– Трип, ты когда-нибудь открываешь окно, которое выходит на подъездную аллею? – Симрелл снова взглянул на двойную раму, утонувшую в плюще.
Трип пожал плечами:
– Ну да, летом, когда совсем жарко.
– Как, например, сейчас, в июле. Ты же открываешь его сейчас, а?
– Да, ночью. Я открываю окно ночью. Под крышей очень жарко спать.
– Ну еще бы.
Полицейский подался к Трипу и, ухмыляясь, спросил:
– А тебе никогда не случалась так разозлиться на этого старого кретина, – вкрадчиво спросил коп, приподняв брови для пущего эффекта, – чтобы тебе захотелось столкнуть его с этой гребаной лестницы? – И Симрелл ткнул Трипа указательным пальцем в плечо.
– Я ничего такого не делал. Ну и что с того, что он мне не нравился? – ответил Трип, словно защищаясь.
Сержант Симрелл ухмыльнулся:
– Да уж, держу пари. Встречал я таких типов.

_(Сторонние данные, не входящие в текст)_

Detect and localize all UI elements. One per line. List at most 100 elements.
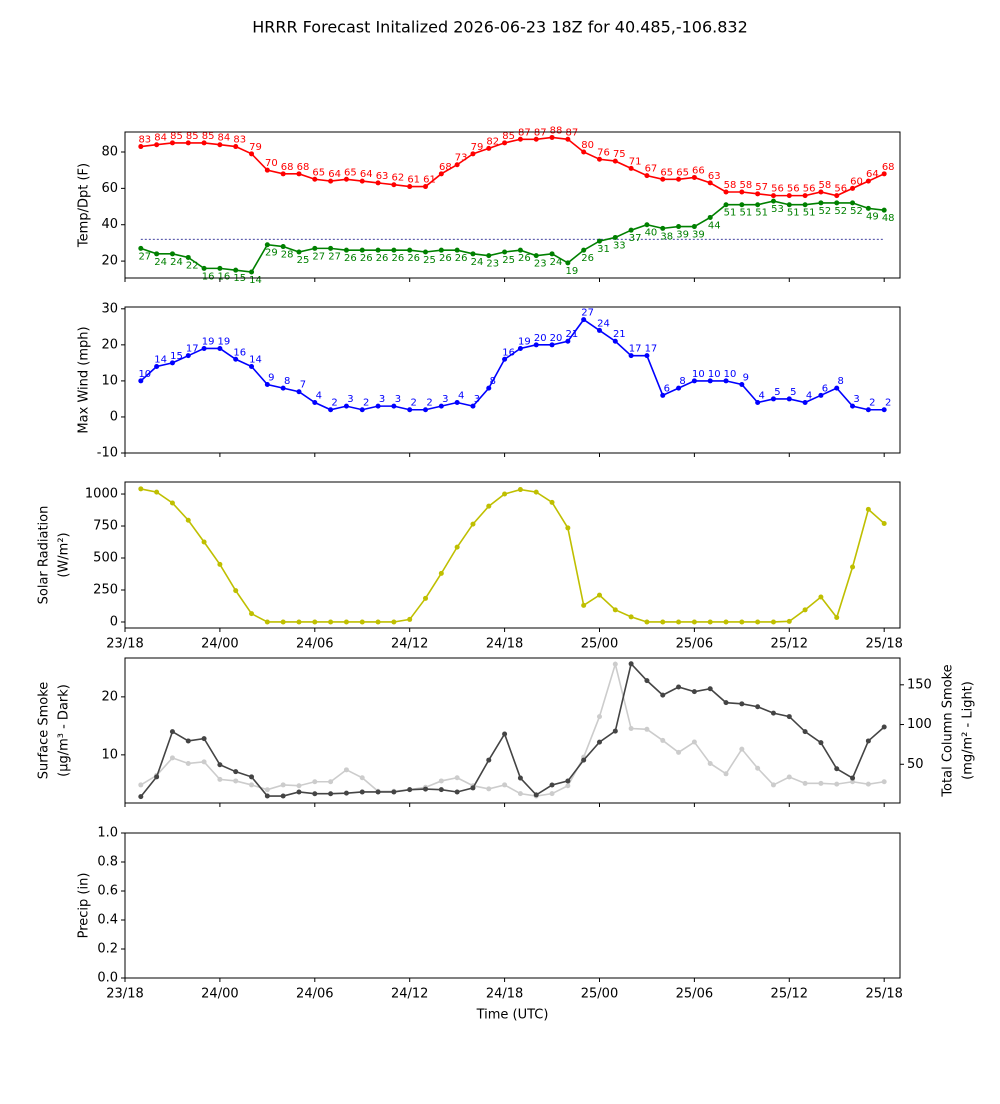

Из тех, которые проверяют подошвы своих ботинок, прежде чем войти в дом, – не наступил ли он где в собачью какашку, так?
Прежде чем Трип успел ответить, Симрелл наклонился к нему:
– На самом деле ни для кого не секрет, что ты ненавидел этого типа до печенок.
Обвинение застало Трипа врасплох. Он уставился на темное пятно на дорожке – это натекла кровь из разбитой головы Карла, и даже ночной дождь не смыл ее полностью.
Сержант Симрелл приобнял Трипа за плечи таким жестом, который мог означать что угодно, но только не сочувствие, и повел его по дорожке к выходу.
– А теперь покажи мне еще раз, как ты прошел в лес, пока Карл лежал здесь, истекая кровью.
Трип показал на садовую ограду:
– В саду есть калитка, вон она, за ней начинается тропинка. Она ведет прямо в лес.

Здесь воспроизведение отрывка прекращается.